Opponents of state legislation that would make it a felony to harm others during permitted protests lack a clear understanding of the first amendment to the U.S. Constitution. It guarantees that “Congress shall make no law … abridging … the right of the people peaceably to assemble …”

Exactly what part of that right do those objecting to state legislation that would explicitly outlaw violence against others fail to understand?

The original Senate bill designating protests that evolve into physical attacks against others — others often being innocent victims who just happen to be in the wrong place at the wrong time — unlawful in this state lacked the support to warrant a committee vote. It prohibited the commission of other acts of mayhem as well, including blocking street traffic or torching buildings, during any legally precleared demonstration.

Its sponsors have revived the measure on the back of a House bill that successfully crossed over to the Senate.

Law-abiding citizens are that committed to its passage. Georgians in all 159 counties witnessed the nonsense and brutality that occurred in Atlanta during the height of anti-police protests last year. Firebombs flew, bystanders were injured, and property was destroyed.

Worst of all, 8-year-old Secoriea Turner was shot and killed as her mother was forced to drive around illegally placed barriers almost three weeks after the riots started. None of that constitutes or comes anywhere near any legitimate definition of a peaceful assembly.

Most everyone supports peaceful protests. In 2020, protesters in Brunswick managed to get their message across without disrupting or harming lives. Their strength and conviction were reflected well in their sheer numbers.

Georgia Sen. Randy Robertson, a Cataula Republican, feels all protests should be conducted in the proper light of the U.S. Constitution. His Senate Bill 171 would have written the requirement into state law, but the measure lost wind in the Senate Judiciary Committee for lack of a vote.

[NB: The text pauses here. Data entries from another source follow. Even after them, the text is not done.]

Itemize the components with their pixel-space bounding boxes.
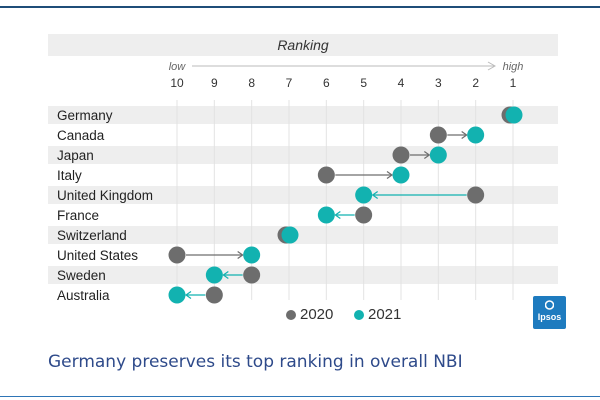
tick-label: 2: [472, 76, 479, 90]
country-label: Germany: [57, 108, 113, 123]
dot-2021: [505, 106, 523, 124]
connector-arrowhead: [184, 291, 192, 299]
legend-2021-label: 2021: [368, 306, 402, 323]
country-label: Sweden: [57, 268, 106, 283]
connector-arrowhead: [334, 211, 341, 219]
axis-direction-arrowhead: [487, 61, 497, 71]
country-label: United Kingdom: [57, 188, 153, 203]
legend-2020: 2020: [286, 306, 333, 323]
country-label: Italy: [57, 168, 82, 183]
dot-2021: [281, 226, 299, 244]
dot-2021: [467, 126, 485, 144]
connector-arrowhead: [423, 151, 431, 159]
row-bands: [48, 106, 558, 284]
dot-2020: [205, 286, 223, 304]
legend-2020-label: 2020: [300, 306, 334, 323]
dot-2020: [355, 206, 373, 224]
country-label: Japan: [57, 148, 94, 163]
dot-2020: [429, 126, 447, 144]
gridlines: [176, 100, 514, 300]
dot-2021: [168, 286, 186, 304]
connectors: [184, 131, 468, 299]
dot-2020: [243, 266, 261, 284]
tick-labels: 10 9 8 7 6 5 4 3 2 1: [170, 76, 516, 90]
connector-arrowhead: [237, 251, 244, 259]
caption: Germany preserves its top ranking in ove…: [48, 352, 463, 372]
dot-2021: [317, 206, 335, 224]
legend-2021-marker: [354, 310, 364, 321]
ipsos-logo: Ipsos: [533, 296, 566, 329]
tick-label: 1: [510, 76, 517, 90]
connector-arrowhead: [386, 171, 394, 179]
dot-2020: [317, 166, 335, 184]
row-band: [48, 146, 558, 164]
connector-arrowhead: [371, 191, 379, 199]
dot-2021: [355, 186, 373, 204]
tick-label: 9: [211, 76, 218, 90]
tick-label: 5: [360, 76, 367, 90]
ranking-chart: Ranking low high 10 9 8 7 6 5 4 3 2 1 Germany Cana…: [48, 34, 558, 304]
dot-2020: [467, 186, 485, 204]
top-rule: [0, 6, 600, 8]
tick-label: 8: [248, 76, 255, 90]
tick-label: 6: [323, 76, 330, 90]
header-band: [48, 34, 558, 56]
dots: [168, 106, 523, 304]
dot-2021: [205, 266, 223, 284]
tick-label: 4: [398, 76, 405, 90]
dot-2020: [168, 246, 186, 264]
logo-mark: [545, 300, 554, 310]
tick-label: 3: [435, 76, 442, 90]
dot-2020: [392, 146, 410, 164]
tick-label: 10: [170, 76, 184, 90]
row-band: [48, 266, 558, 284]
bottom-rule: [0, 396, 600, 397]
country-label: Canada: [57, 128, 105, 143]
row-band: [48, 186, 558, 204]
legend-2020-marker: [286, 310, 296, 321]
legend-2021: 2021: [354, 306, 401, 323]
dot-2021: [392, 166, 410, 184]
country-label: Australia: [57, 288, 110, 303]
country-label: Switzerland: [57, 228, 127, 243]
chart-title: Ranking: [277, 37, 329, 53]
connector-arrowhead: [222, 271, 229, 279]
country-labels: Germany Canada Japan Italy United Kingdom Fra…: [57, 108, 153, 303]
dot-2021: [243, 246, 261, 264]
country-label: United States: [57, 248, 138, 263]
logo-text: Ipsos: [537, 312, 562, 322]
axis-low-label: low: [169, 61, 187, 73]
axis-high-label: high: [503, 61, 524, 73]
tick-label: 7: [286, 76, 293, 90]
country-label: France: [57, 208, 99, 223]
connector-arrowhead: [461, 131, 468, 139]
dot-2021: [429, 146, 447, 164]
row-band: [48, 226, 558, 244]
row-band: [48, 106, 558, 124]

A few nameless committee members refused to show their hand and for good reason. No one in their myopic political mind would want constituents at home to know they honestly consider the destruction of lives and property valid under the protection of the “peaceably assemble” clause of the U.S. Constitution.

State Senate and House members have an opportunity to extend real constitutional protections to innocent people by supporting and voting for this legislation.